The great thing about deflector shields, wider fields of view and and indifference to bullets in the face is that this encourages those facing opponents with lower-tier weapons to keep moving and not to camp half as much as they might. It encourages beginners to sally forth, which is good because risks are exciting and soldiers shouldn't feel timid. But I'm now talking about tiers and beginners and I need to explain. There's an infrastructure below all these guns and all this war gear.

First, beginners are provided with, though not compelled to use, separate matchmaking. It's something that would be a fine idea if only Ubisoft hadn't (for some strange reason) seriously limited the maps available for them to play on. Beginners can play on two maps, instead of nine, which seems unnecessarily stingy. It feels like players are punished for being inexperienced. It also seems counter-productive, because if beginners aren't going to get to try certain maps, they'll only be at a disadvantage when the game finally determines they can play on these alongside experienced players.

Weapons and gear are tiered. Whatever soldier you play as, you begin with the least remarkable weapons of that sort and, in time, can spend the currency you earn by playing to get access to higher rated gear.

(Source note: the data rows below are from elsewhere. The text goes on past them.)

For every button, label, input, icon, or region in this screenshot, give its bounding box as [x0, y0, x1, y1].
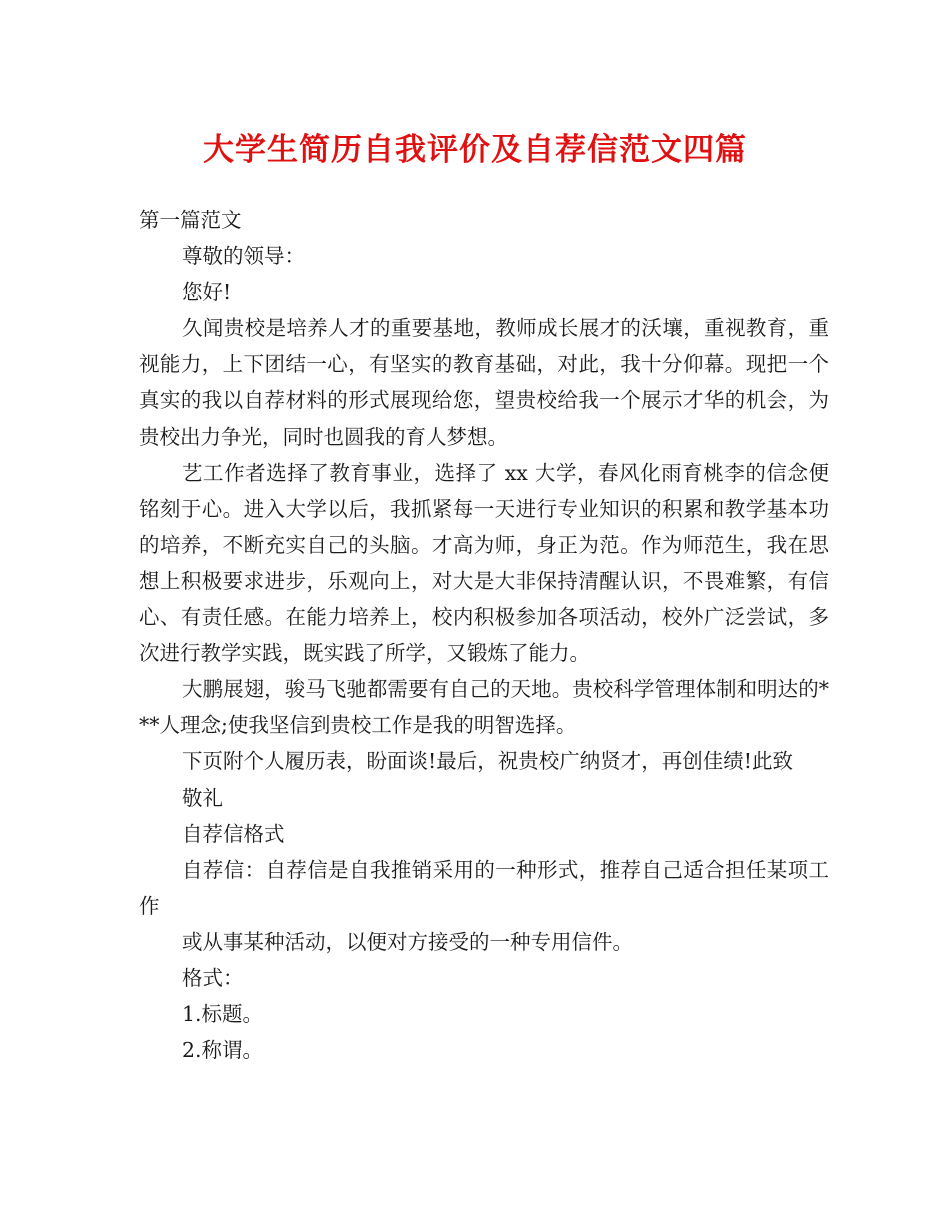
paragraph: 格式：: [182, 965, 244, 990]
paragraph: 或从事某种活动，以便对方接受的一种专用信件。: [182, 929, 633, 954]
greeting: 您好!: [182, 280, 232, 305]
list-item: 1.标题。: [182, 1002, 264, 1027]
section-heading: 第一篇范文: [139, 208, 242, 232]
list-item: 2.称谓。: [182, 1038, 264, 1063]
paragraph: 自荐信：自荐信是自我推销采用的一种形式，推荐自己适合担任某项工作: [139, 857, 829, 918]
subheading: 自荐信格式: [182, 821, 285, 846]
document-body: [139, 202, 829, 1068]
paragraph: 大鹏展翅，骏马飞驰都需要有自己的天地。贵校科学管理体制和明达的***人理念;使我坚信到贵校工作是我的明智选择。: [139, 677, 829, 738]
salutation: 尊敬的领导：: [182, 244, 305, 269]
paragraph: 艺工作者选择了教育事业，选择了 xx 大学，春风化雨育桃李的信念便铭刻于心。进入大学以后，我抓紧每一天进行专业知识的积累和教学基本功的培养，不断充实自己的头脑。才高为师，身正为范。作为师范生，我在思想上积极要求进步，乐观向上，对大是大非保持清醒认识，不畏难繁，有信心、有责任感。在能力培养上，校内积极参加各项活动，校外广泛尝试，多次进行教学实践，既实践了所学，又锻炼了能力。: [139, 460, 829, 666]
paragraph: 久闻贵校是培养人才的重要基地，教师成长展才的沃壤，重视教育，重视能力，上下团结一心，有坚实的教育基础，对此，我十分仰幕。现把一个真实的我以自荐材料的形式展现给您，望贵校给我一个展示才华的机会，为贵校出力争光，同时也圆我的育人梦想。: [139, 316, 829, 449]
closing: 敬礼: [182, 785, 223, 810]
document-title: 大学生简历自我评价及自荐信范文四篇: [203, 132, 747, 168]
paragraph: 下页附个人履历表，盼面谈!最后，祝贵校广纳贤才，再创佳绩!此致: [182, 749, 793, 774]
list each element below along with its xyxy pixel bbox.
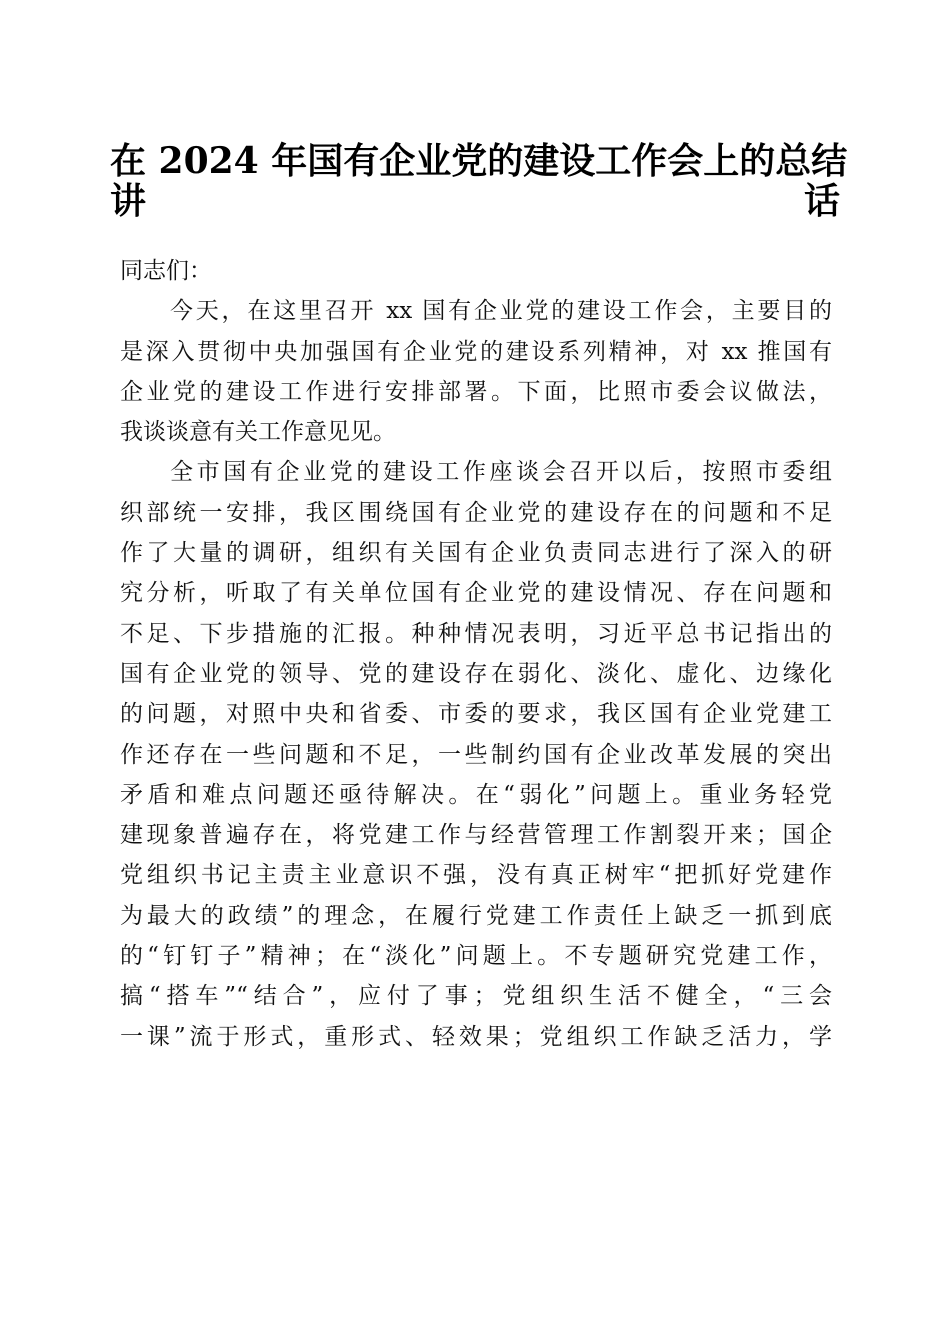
paragraph-2-line-9: 矛盾和难点问题还亟待解决。在“弱化”问题上。重业务轻党 [120, 781, 832, 808]
paragraph-2-line-8: 作还存在一些问题和不足，一些制约国有企业改革发展的突出 [120, 741, 832, 768]
paragraph-2-line-3: 作了大量的调研，组织有关国有企业负责同志进行了深入的研 [120, 540, 832, 567]
paragraph-2-line-12: 为最大的政绩”的理念，在履行党建工作责任上缺乏一抓到底 [120, 902, 832, 929]
paragraph-1-line-3: 企业党的建设工作进行安排部署。下面，比照市委会议做法， [120, 378, 832, 405]
document-body [120, 251, 832, 1057]
paragraph-2-line-1: 全市国有企业党的建设工作座谈会召开以后，按照市委组 [170, 459, 832, 486]
document-title [110, 138, 848, 223]
paragraph-2-line-4: 究分析，听取了有关单位国有企业党的建设情况、存在问题和 [120, 580, 832, 607]
paragraph-1 [120, 291, 832, 452]
title-line-1: 在 2024 年国有企业党的建设工作会上的总结 [110, 140, 848, 182]
paragraph-1-line-2: 是深入贯彻中央加强国有企业党的建设系列精神，对 xx 推国有 [120, 338, 832, 365]
paragraph-2-line-2: 织部统一安排，我区围绕国有企业党的建设存在的问题和不足 [120, 499, 832, 526]
paragraph-2-line-10: 建现象普遍存在，将党建工作与经营管理工作割裂开来；国企 [120, 822, 832, 849]
paragraph-2 [120, 452, 832, 1056]
paragraph-1-line-1: 今天，在这里召开 xx 国有企业党的建设工作会，主要目的 [170, 298, 832, 325]
paragraph-2-line-6: 国有企业党的领导、党的建设存在弱化、淡化、虚化、边缘化 [120, 660, 832, 687]
paragraph-2-line-13: 的“钉钉子”精神；在“淡化”问题上。不专题研究党建工作， [120, 943, 832, 970]
paragraph-2-line-14: 搞“搭车”“结合”，应付了事；党组织生活不健全，“三会 [120, 983, 832, 1010]
paragraph-2-line-7: 的问题，对照中央和省委、市委的要求，我区国有企业党建工 [120, 701, 832, 728]
paragraph-2-line-5: 不足、下步措施的汇报。种种情况表明，习近平总书记指出的 [120, 620, 832, 647]
paragraph-2-line-11: 党组织书记主责主业意识不强，没有真正树牢“把抓好党建作 [120, 862, 832, 889]
paragraph-2-line-15: 一课”流于形式，重形式、轻效果；党组织工作缺乏活力，学 [120, 1023, 832, 1050]
title-line-2: 讲话 [110, 180, 840, 223]
greeting: 同志们： [120, 258, 212, 284]
paragraph-1-line-4: 我谈谈意有关工作意见见。 [120, 419, 396, 446]
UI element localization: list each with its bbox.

Presumably to avoid any serious imbalance, higher-tier weapons don't confer that much of an advantage, but climb high enough and they are slightly better, while all those attachments I mentioned can be bolted onto them to further increase their effectiveness. The sort of increase you might expect with each tier or attachment could be a percentage point or two, and each weapon must be unlocked in turn, one after the other. Consumables like grenades can also be bought and replenished.

While there's a fair amount of camping, the game does give you opportunities to keep moving.

Of course, you can use real money to buy a separate currency which can also unlock all the weapons and gear which the game so jealously guards, allowing you to progress up the tiers much faster and perhaps experience a more appreciable gain. Climb several tiers, buy a new vest and a few bells and whistles for your gun and, yes, you will find you're a little more effective. Whether it was worth it is, perhaps, a matter of opinion.

It's the dictionary definition of grind. You shoot your way through gunfight after occasionally thrilling gunfight to earn yourself a new stock or a small boost to your body armour. Then you buy a new pistol and discover that, although it's available to all the classes you play, you must buy it each time for each class.

If you're content with the unremarkable combat, then fair enough. But should you start to find things a little samey or sense a subtle disadvantage against players using higher-tier gear, Phantoms quickly transforms into something else. What it transforms into is an interminable purgatory where undying soldiers must be reborn again and again as they attempt to shoot their way towards marginally better equipment in order to keep pace in their endless attempts to stand, sit and lie on particularly important parts of a battlefield.

Tom Clancy's Ghost Recon Phantoms isn't a terrible game. It's absolutely fine. But it is a game that I'm afraid I no longer care about. It is, to its credit, also a game that you can play for free and, if you give it your hours, it will certainly grant you its very gradual rewards.

Whatever value you put on your bullets, be sure that you value your time, too. My time on this earth is limited and, after giving some of it in service of this game, I would rather spend the rest of it elsewhere.